Соответствующая реакция России на военно-технические приготовления США и их союзников в Европе также строго дозирована, что хорошо иллюстрируется действиями НАТО и России в мае 2019 года, когда блок принял новую оборонительную стратегию, а Россия – соответствующие ответные меры. В частности, Генсек НАТО Йенс Столтенберг в мае 2019 года сообщил о принятии новой военной стратегии альянса якобы из-за «ядерной угрозы» со стороны России, а министр обороны России С. Шойгу пообещал, что Москва будет принимать меры, в том числе асимметричные, в ответ на действия стран НАТО у российских границ. (В реальности Генштаб РФ только анонсировал некоторое усиление войск Западного и Южного военных округов)[15]. В действительности, западная риторика намного опережает реальные поступки.

На этих примерах можно наглядно убедиться, насколько общее состояние МО и ВПО, - а также, в данном случае, политика западной военно-политической коалиции,  - непосредственно и реально влияет на Россию.
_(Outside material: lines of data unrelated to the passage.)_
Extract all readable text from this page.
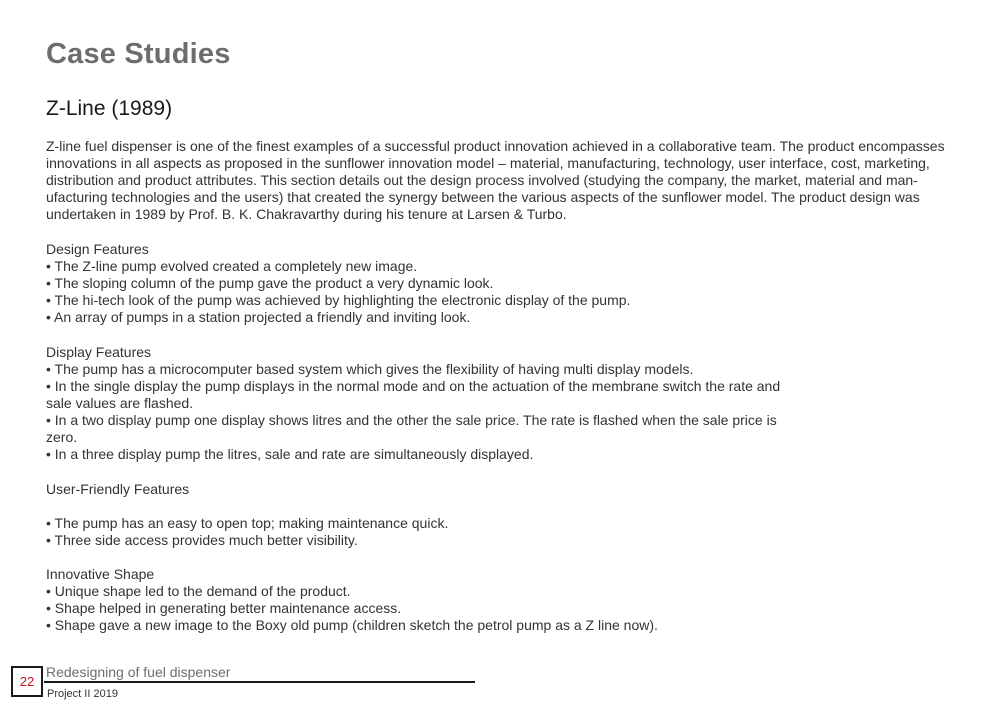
Case Studies
Z-Line (1989)

Z-line fuel dispenser is one of the finest examples of a successful product innovation achieved in a collaborative team. The product encompasses innovations in all aspects as proposed in the sunflower innovation model – material, manufacturing, technology, user interface, cost, marketing, distribution and product attributes. This section details out the design process involved (studying the company, the market, material and man-ufacturing technologies and the users) that created the synergy between the various aspects of the sunflower model. The product design was undertaken in 1989 by Prof. B. K. Chakravarthy during his tenure at Larsen & Turbo.

Design Features
• The Z-line pump evolved created a completely new image.
• The sloping column of the pump gave the product a very dynamic look.
• The hi-tech look of the pump was achieved by highlighting the electronic display of the pump.
• An array of pumps in a station projected a friendly and inviting look.
Display Features
• The pump has a microcomputer based system which gives the flexibility of having multi display models.
• In the single display the pump displays in the normal mode and on the actuation of the membrane switch the rate and sale values are flashed.
• In a two display pump one display shows litres and the other the sale price. The rate is flashed when the sale price is zero.
• In a three display pump the litres, sale and rate are simultaneously displayed.
User-Friendly Features
• The pump has an easy to open top; making maintenance quick.
• Three side access provides much better visibility.
Innovative Shape
• Unique shape led to the demand of the product.
• Shape helped in generating better maintenance access.
• Shape gave a new image to the Boxy old pump (children sketch the petrol pump as a Z line now).
22
Redesigning of fuel dispenser
Project II 2019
Причём не только и не столько её внешнюю политику, сколько на внутреннюю и социально-экономическую. Как видно из матрицы, приведённой в таблице, наибольший внешнеполитический эффект ожидается от расширения производства внутри США.

Рис. 2. Влияние политики США на Россию

Как видно из анализа, наиболее эффективные меры влияния на Россию в этом списке – первые две позиции: собственное увеличение производства энергоресурсов в США и политика санкций. Влияние Европы оценивается как «среднее». Особенно привлекают внимание те информационно-когнитивные меры, которые направлены на внутриполитическую дестабилизацию России. Американские эксперты обращают внимание на то, что внешнеполитическое и информационное давление на Россию дает скромные или незначительные результаты при достаточно высоких степенях риска.

Санкции могут использоваться как непосредственно США, так и их союзниками по коалиции, например, как в случае с обвалом цен, Саудовской Аравией. Причём косвенно эти санкции поддерживаются и другими странами, в том числе и теми, которые участвуют в силовом противоборстве с СГА, например, Китаем. Так, один из крупнейших мировых потребителей нефти, Китай, судя по всему, принял явно не российскую сторону, отказавшись от ряда поставок нашего «черного золота».

Китайская государственная нефтяная компания Sinochem Corp., являющаяся одним из крупнейших тамошних импортеров энергоресурсов, категорически отвергла возможность принимать любые грузы, так или иначе связанные с российской компанией «Роснефть», в отношении некоторых подразделений которой в мае должны вступить в силу санкции США. Напомним, 18 февраля 2020 года Вашингтон включил швейцарскую трейдерскую структуру «Роснефти», Rosneft Trading S.A., а также компанию TNK Trading International (TTI) в санкционный список (SDN List) за операции в Венесуэле. При этом американцами было объявлено компаниям, что последний срок сворачивания операций – 20 мая.

В ПАО «Газпром», кроме того, заговорили о возможной остановке газопровода «Сила Сибири». Речь шла о якобы плановых профилактических работах, однако ряд источников указывает на то, что истинной причиной может стать снижение Поднебесной импорта российского «голубого топлива». Падение объемов производства во время распространения в стране COVID–19, безусловно, снизило потребности Китая в энергоносителях, однако настораживает то, что прописанное в торговом соглашении с США обязательство резко увеличить закупки американского СПГ там, похоже, собираются соблюдать неукоснительно – в ущерб поставкам нашего газа.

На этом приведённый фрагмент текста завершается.